Quem me conhece, sabe que gosto de pisar os caminhos menos trilhados. Um dos meus mantras, é o de que "só os peixes mortos vão com a corrente". No início dos anos oitenta, quando toda a gente estava desenxofrida para comprar AX e Unos novinhos em folha nos Poligrupos, eu insistia em circular com carochas, amiúde bloqueados por vizinhos que estacionavam atrás, pensando que eram carros abandonados. Não eram, conforme muitos descobriram quando a SACHS da policia aparecia para os multar por mau estacionamento. Toma lá uma multazita para não pensares que isto é só para os carrinhos novos.
Hoje em dia, qualquer cão e gato julga que sabe de carochas, e provavelmente tem um. Os encontros passaram a necessitar de um crédito pessoal para obter a inscrição, e é mais comum ver um carocha, do que um AX. Por isso, decidi rumar a outra faixa dos clássicos, pouco frequentada e de onde posso tirar um prazer e uma experiência única e acessível. Os autocarros!
Ninguém passa cartão aos autocarros! " São muito grandes ", "Não têm sítio para guardar", " são dispendiosos de manter", são algumas das desculpas mais comuns. Todas falsas, e proferidas por quem pouco percebe da coisa. Dá-se o desconto. Ainda bem, porque assim , a cena dos autocarros clássicos poderá ficar a salvo dos doutoures e dos endinheirados de camisa de marca, por mais algum tempo. Nem vou aqui dizer o quanto estão errados, nem como é tão estupidamente simples possuir e manter um autocarro, porque senão começavam a pedir um balúrdio por um Kassborer Setra todo pôdre...Já sabemos como é que é.
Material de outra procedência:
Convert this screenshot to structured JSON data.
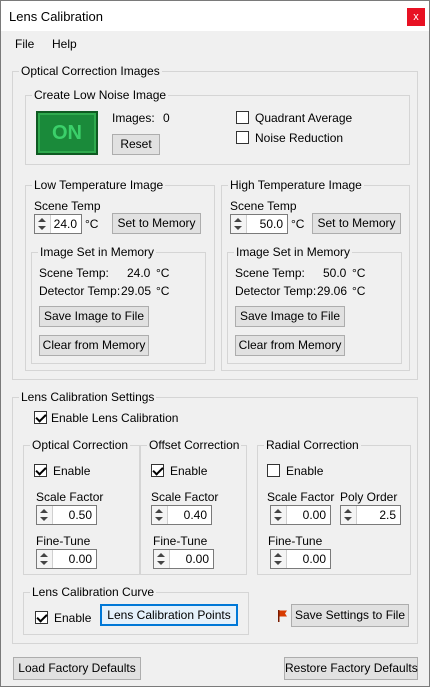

Aos comandos de um Bristol VR. Do meu clube P.O.P.S...
Deixemos os autocarros para os conhecedores. Um autocarro, é um veículo social. Permite que várias dezenas de pessoas sejam transportadas, e o convívio surge naturalmente. Permite que pessoas que não têm posses para adquirir um clássico, ou não estejam pura e simplesmente para aí viradas, tenham um contacto com a cena dos clássicos, e percebam um pouco o pulsar desta comunidade de amigos. E se alguém tivesse menosprezado esta relíquias?
Sobretudo, permite uma avalanche de memórias e sentimentos profundos, impossíveis de atingir com qualquer outro veículo. Circular num autocarro clássico, cheirar a napa dos bancos, sentir o ranger dos varões, ouvir o ressonar dos carretos da caixa de vleocidades, e ser abanado pela passagem das mudanças, transporta-nos imediatamente para o tempo em que tudo era mais simples e eramos mais felizes.
Ora aqui está algo que não vemos todos os dias...
Circular por entre os campos de giestas e de verde contagiante, ao som de um poderoso e antigo "seis cilindros em linha", dividindo a atenção ao exterior com a contemplação do interior que resistiu a um uso intensivo e por vezes vandalizador, é algo impossível de explicar. Só experimentando. É GRATÚITO!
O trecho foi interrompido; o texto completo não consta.